Dann warf er zuerst seine Pfeife weg und sprang danach selbst in die Flut. ›Lebt wohl‹, sagte er noch, ›ich habe genug davon.‹ Er kam nicht wieder zum Vorschein. Er war ein schlechter Schwimmer, und wahrscheinlich machte er gar nicht erst den Versuch, sich zu retten. Er wollte unsern Ruin und den Tod unserer Lieben nicht überleben.« – Soweit die Erzählung des dritten Bruders, des einzigen, der aus dieser Familie durch eines der Boote, die das Wasser absuchten, noch geborgen wurde.

Mehr als 50 000 Schiffe, Motorboote und Dampfer waren mobilisiert worden. Selbst die Luxusjachten wurden von der Regierung für die Rettungsarbeiten beschlagnahmt. Ganze Flugzeuggeschwader waren Tag und Nacht unterwegs, so wie man ja im vorigen Jahre auch den verhungernden, von jedem Verkehr vollständig abgeschnittenen Chinesen im Flußtal des Jangtsekiang durch Flugzeuge unter Führung von Charles Lindbergh Lebensmittel und Arzneien gebracht hat. Auch damals am Mississippi kampierten Hunderttausende von Flüchtlingen unter freiem Himmel, ohne Dach, ohne warme Kleidung, dem Hunger, dem Regen und den schrecklichen Wirbelstürmen preisgegeben, welche um diese Zeit das Überschwemmungsgebiet verheerten.

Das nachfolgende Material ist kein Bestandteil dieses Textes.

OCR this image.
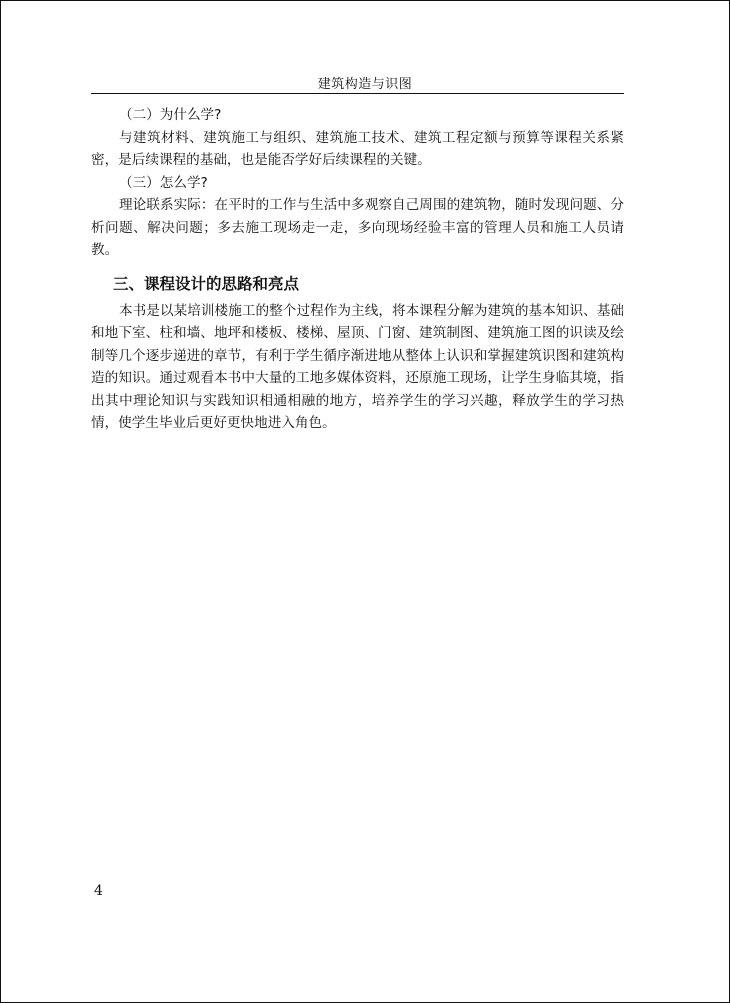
建筑构造与识图
（二）为什么学?

与建筑材料、建筑施工与组织、建筑施工技术、建筑工程定额与预算等课程关系紧密，是后续课程的基础，也是能否学好后续课程的关键。

（三）怎么学?

理论联系实际：在平时的工作与生活中多观察自己周围的建筑物，随时发现问题、分析问题、解决问题；多去施工现场走一走，多向现场经验丰富的管理人员和施工人员请教。

三、课程设计的思路和亮点

本书是以某培训楼施工的整个过程作为主线，将本课程分解为建筑的基本知识、基础和地下室、柱和墙、地坪和楼板、楼梯、屋顶、门窗、建筑制图、建筑施工图的识读及绘制等几个逐步递进的章节，有利于学生循序渐进地从整体上认识和掌握建筑识图和建筑构造的知识。通过观看本书中大量的工地多媒体资料，还原施工现场，让学生身临其境，指出其中理论知识与实践知识相通相融的地方，培养学生的学习兴趣，释放学生的学习热情，使学生毕业后更好更快地进入角色。

4
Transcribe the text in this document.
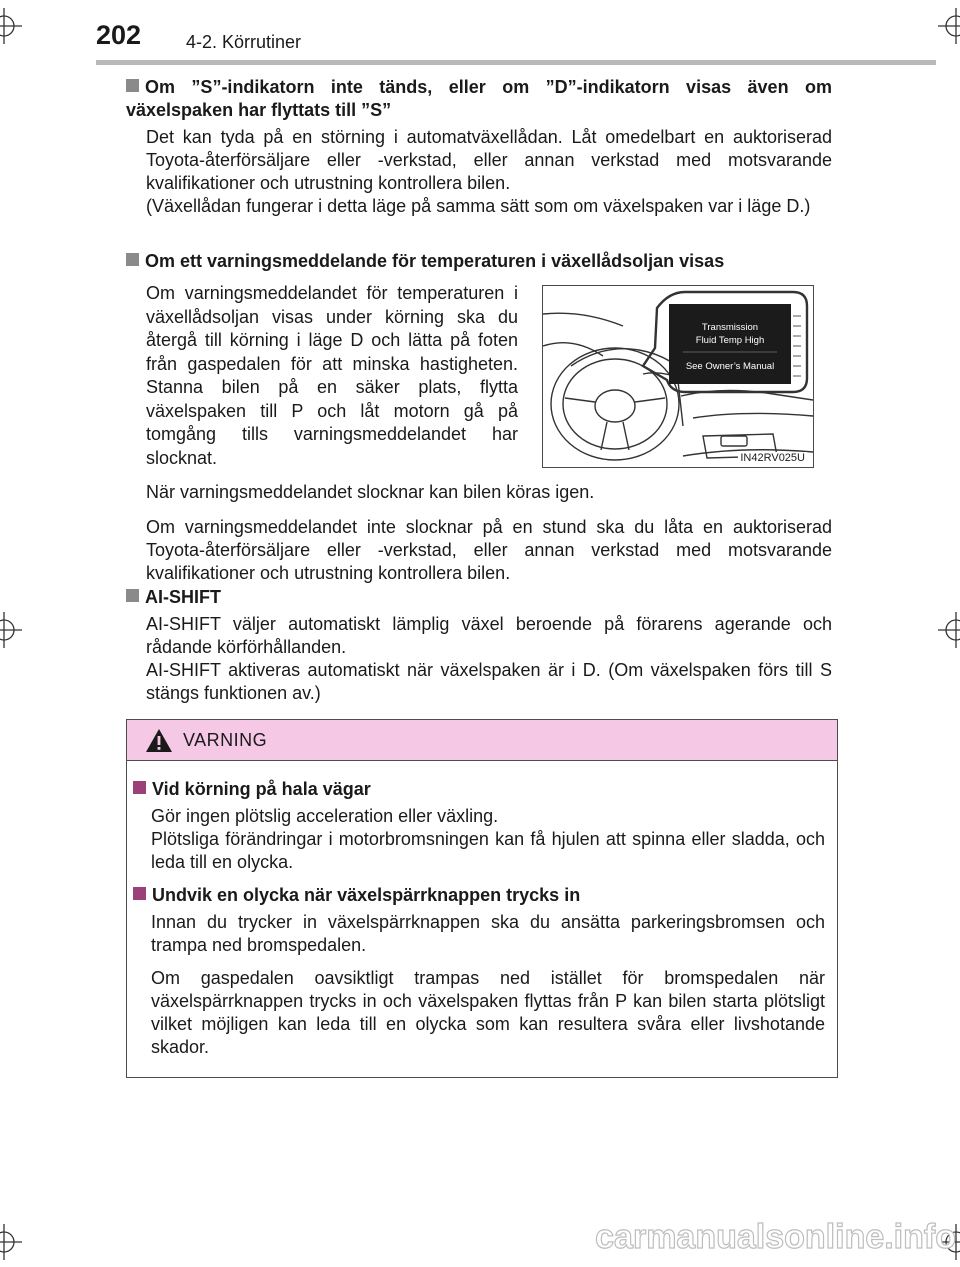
202 4-2. Körrutiner
Om ”S”-indikatorn inte tänds, eller om ”D”-indikatorn visas även om växelspaken har flyttats till ”S”
Det kan tyda på en störning i automatväxellådan. Låt omedelbart en auktoriserad Toyota-återförsäljare eller -verkstad, eller annan verkstad med motsvarande kvalifikationer och utrustning kontrollera bilen.
(Växellådan fungerar i detta läge på samma sätt som om växelspaken var i läge D.)
Om ett varningsmeddelande för temperaturen i växellådsoljan visas
Om varningsmeddelandet för temperaturen i växellådsoljan visas under körning ska du återgå till körning i läge D och lätta på foten från gaspedalen för att minska hastigheten. Stanna bilen på en säker plats, flytta växelspaken till P och låt motorn gå på tomgång tills varningsmeddelandet har slocknat.
Transmission
Fluid Temp High
See Owner’s Manual
IN42RV025U
När varningsmeddelandet slocknar kan bilen köras igen.
Om varningsmeddelandet inte slocknar på en stund ska du låta en auktoriserad Toyota-återförsäljare eller -verkstad, eller annan verkstad med motsvarande kvalifikationer och utrustning kontrollera bilen.
AI-SHIFT
AI-SHIFT väljer automatiskt lämplig växel beroende på förarens agerande och rådande körförhållanden.
AI-SHIFT aktiveras automatiskt när växelspaken är i D. (Om växelspaken förs till S stängs funktionen av.)
VARNING
Vid körning på hala vägar
Gör ingen plötslig acceleration eller växling.
Plötsliga förändringar i motorbromsningen kan få hjulen att spinna eller sladda, och leda till en olycka.
Undvik en olycka när växelspärrknappen trycks in
Innan du trycker in växelspärrknappen ska du ansätta parkeringsbromsen och trampa ned bromspedalen.
Om gaspedalen oavsiktligt trampas ned istället för bromspedalen när växelspärrknappen trycks in och växelspaken flyttas från P kan bilen starta plötsligt vilket möjligen kan leda till en olycka som kan resultera svåra eller livshotande skador.
carmanualsonline.info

Soviel von den entfesselten Elementen des Mississippi. Ein andermal aber wollen wir uns an seinen Ufern umsehen, wo es auch zu den Zeiten, da der Strom friedlich in seinem Bette getrieben hat, keineswegs immer friedlich gewesen ist. Schon lange hatte ich vor, euch einmal die Geschichte des größten und gefährlichsten Geheimbundes von Amerika zu erzählen, gegen den alle Banden von Whiskyschmugglern und alle Verbrecherklubs von Chicago ein Kinderspiel sind: die Geschichte des Ku-Klux-Klan. Da werden wir uns wieder an den Ufern des Mississippi befinden, diesmal aber dem entfesselten Element menschlicher Grausamkeit und Gewalttat gegenüber. Und die Dämme, die das Gesetz gegen sie erbaut hat, haben nicht besser standgehalten als die wirklichen aus Erde und Stein. Davon also, vom Ku-Klux-Klan und vom Richter Lynch und anderen unheimlichen Figuren, die die Menschenwildnis am Mississippi bevölkert haben oder noch heut bevölkern, ein andermal.